In last week's reading in Mark 14 my study notes stated that the sinless Son of God took on our sins and was separated from God for a while. I couldn't wrap by brain around Jesus being separated from God. The notes today explaining Jesus' words "My God, my God, why have you forsaken me" state that Jesus knew that he would be temporarily separated from God the moment he took upon himself our sins. This separation was what he dreaded as he prayed in Gethsemane. The physical agony was horrible but the spiritual separation from God was the ultimate torture. That kind of makes sense, in that God couldn't take our sins so for a moment Jesus was not part of God. That's still hard to understand--help!
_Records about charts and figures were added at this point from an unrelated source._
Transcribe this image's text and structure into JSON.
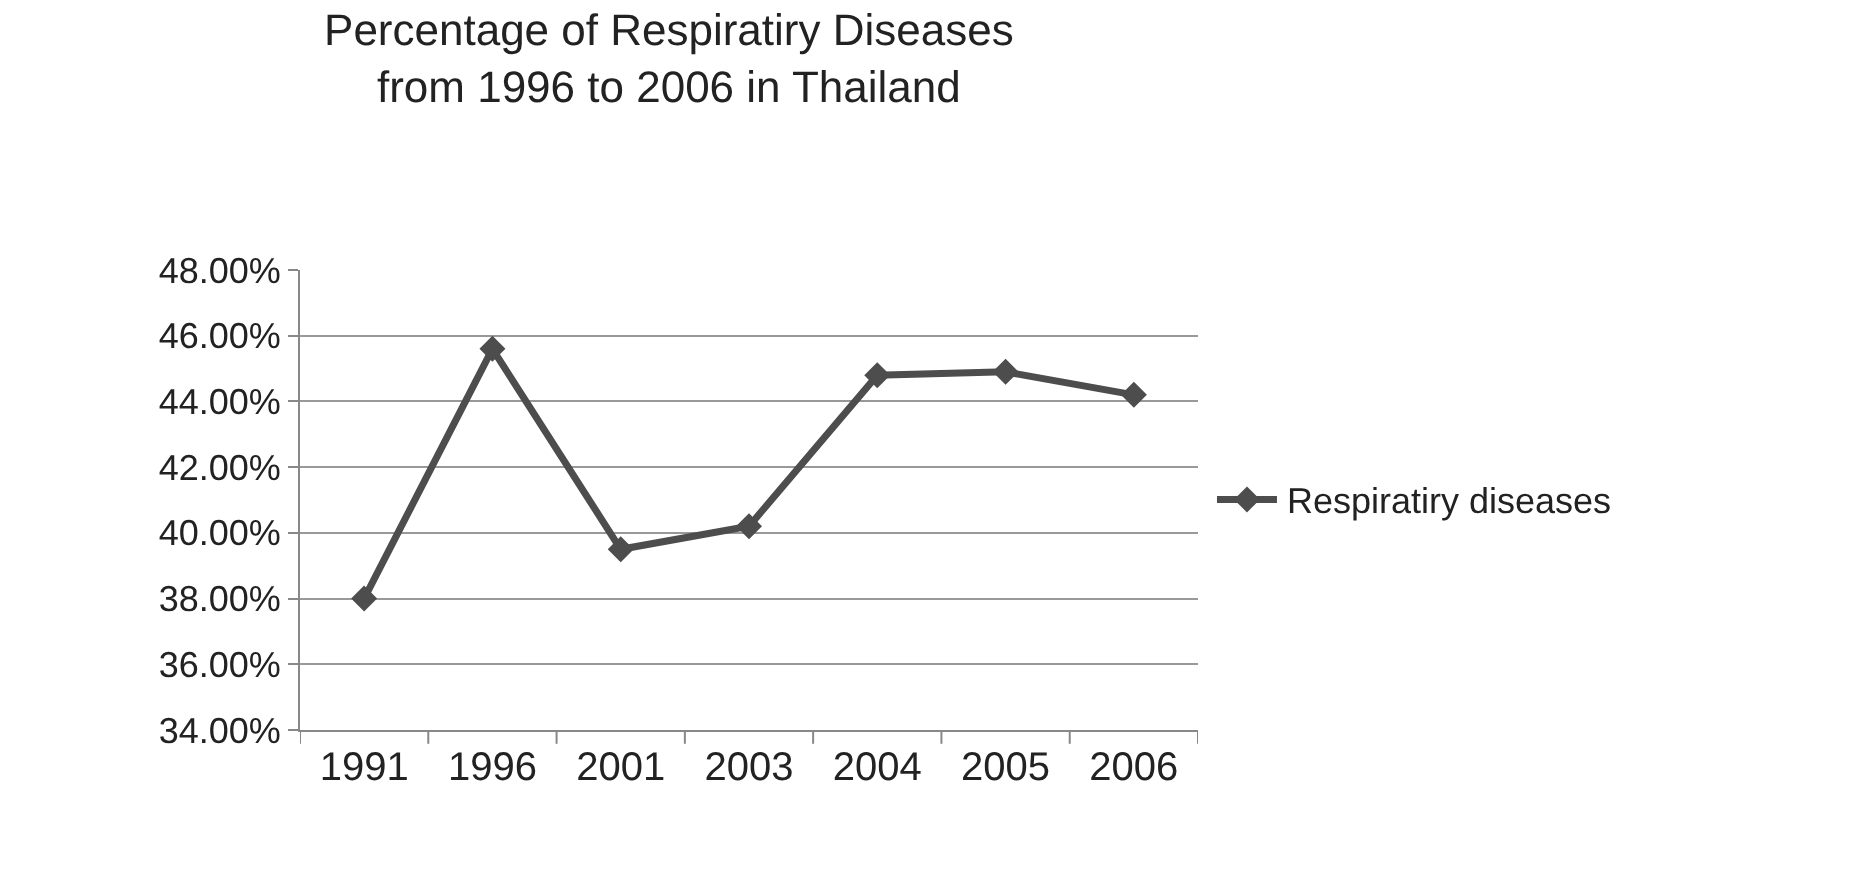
{
  "chart_data": {
    "type": "line",
    "title": "Percentage of Respiratiry Diseases\nfrom 1996 to 2006 in Thailand",
    "categories": [
      "1991",
      "1996",
      "2001",
      "2003",
      "2004",
      "2005",
      "2006"
    ],
    "series": [
      {
        "name": "Respiratiry diseases",
        "color": "#4d4d4d",
        "values": [
          38.0,
          45.6,
          39.5,
          40.2,
          44.8,
          44.9,
          44.2
        ]
      }
    ],
    "ylim": [
      34,
      48
    ],
    "yticks": [
      {
        "value": 34,
        "label": "34.00%"
      },
      {
        "value": 36,
        "label": "36.00%"
      },
      {
        "value": 38,
        "label": "38.00%"
      },
      {
        "value": 40,
        "label": "40.00%"
      },
      {
        "value": 42,
        "label": "42.00%"
      },
      {
        "value": 44,
        "label": "44.00%"
      },
      {
        "value": 46,
        "label": "46.00%"
      },
      {
        "value": 48,
        "label": "48.00%"
      }
    ],
    "grid": "y",
    "legend": "right",
    "marker": "diamond",
    "line_style": "solid"
  }
}
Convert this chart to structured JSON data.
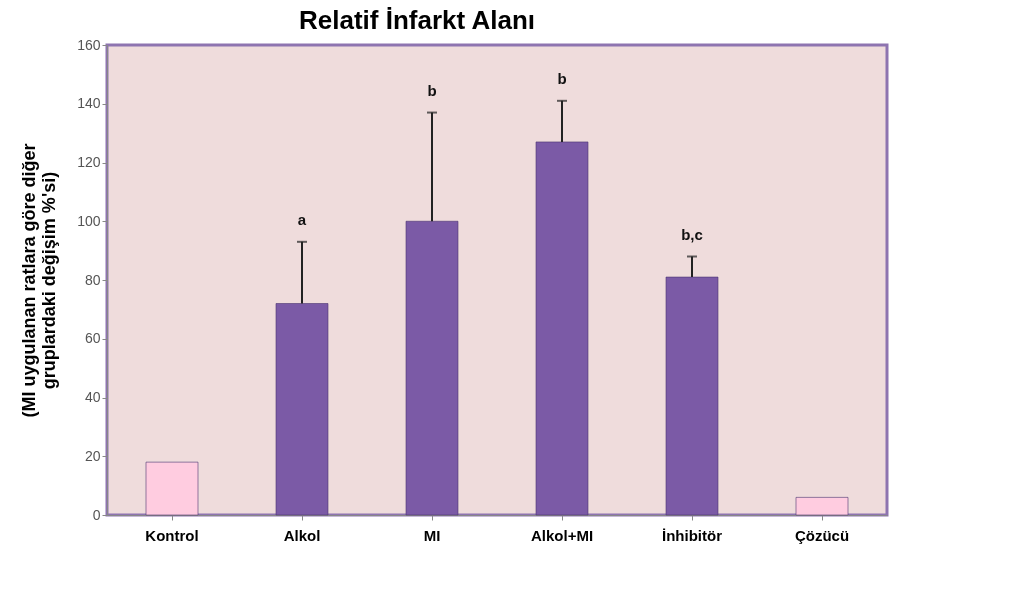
{
  "chart_data": {
    "type": "bar",
    "title": "Relatif İnfarkt Alanı",
    "ylabel": "(MI uygulanan ratlara  göre diğer\ngruplardaki değişim %'si)",
    "categories": [
      "Kontrol",
      "Alkol",
      "MI",
      "Alkol+MI",
      "İnhibitör",
      "Çözücü"
    ],
    "values": [
      18,
      72,
      100,
      127,
      81,
      6
    ],
    "colors": [
      "#ffcce0",
      "#7b5aa6",
      "#7b5aa6",
      "#7b5aa6",
      "#7b5aa6",
      "#ffcce0"
    ],
    "errors": [
      null,
      [
        72,
        93
      ],
      [
        100,
        137
      ],
      [
        127,
        141
      ],
      [
        81,
        88
      ],
      null
    ],
    "annotations": [
      {
        "text": "a",
        "x": "Alkol",
        "y": 93
      },
      {
        "text": "b",
        "x": "MI",
        "y": 137
      },
      {
        "text": "b",
        "x": "Alkol+MI",
        "y": 141
      },
      {
        "text": "b,c",
        "x": "İnhibitör",
        "y": 88
      }
    ],
    "ylim": [
      0,
      160
    ],
    "yticks": [
      0,
      20,
      40,
      60,
      80,
      100,
      120,
      140,
      160
    ],
    "grid": false
  }
}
Yeah, I struggle with comprehending that, too. HE was fully human, yet fully GOD. Being someone who is only fully human, I can't grasp that dual existence entirely. Being temporarily separated from yourself...can't imagine what that would be like.
This is getting deep...
I agree with the notes from Vicky's study Bible. But I also agree that this is complicated and we are limited in our understanding. J, I don't know if I agree with your premise. When Christ took on our sin, He was not like a Christian (forgiven and accepted). When He became sin, He was rejected. I think that is why He asked, "Why have you forsaken me?" He was totally separated from God, at least momentarily (maybe three days??? That's not the important part). It would seem more appropriate to compare Christ's moment of death with that of a lost sinner than a Christian. Of course, that is a complete injustice but it was His choice. He knew it was the will of God (His will also) and He also knew He would overcome. I don't know, what do you think?
This is hard to understand.What is harder to understand is how anyone could say Jesus is not the messiah after all the Old Testament prophesies about Him were fulfilled. Is is amazing that He had the power to stop the crucifician at any time. I'm glad He didn't.
Frankly, we are getting into issues too complicated to discuss in this format. I agree Jesus' words had the dual purpose of conveying his present situation and taking his listeners back to the Psalm. It wasn't a mistake that He quoted Scripture. But these words also accurately described His experience. The rest we will have to table for another time. The only thing we need to be able to say with confidence is that Jesus died for us and He remains our only hope.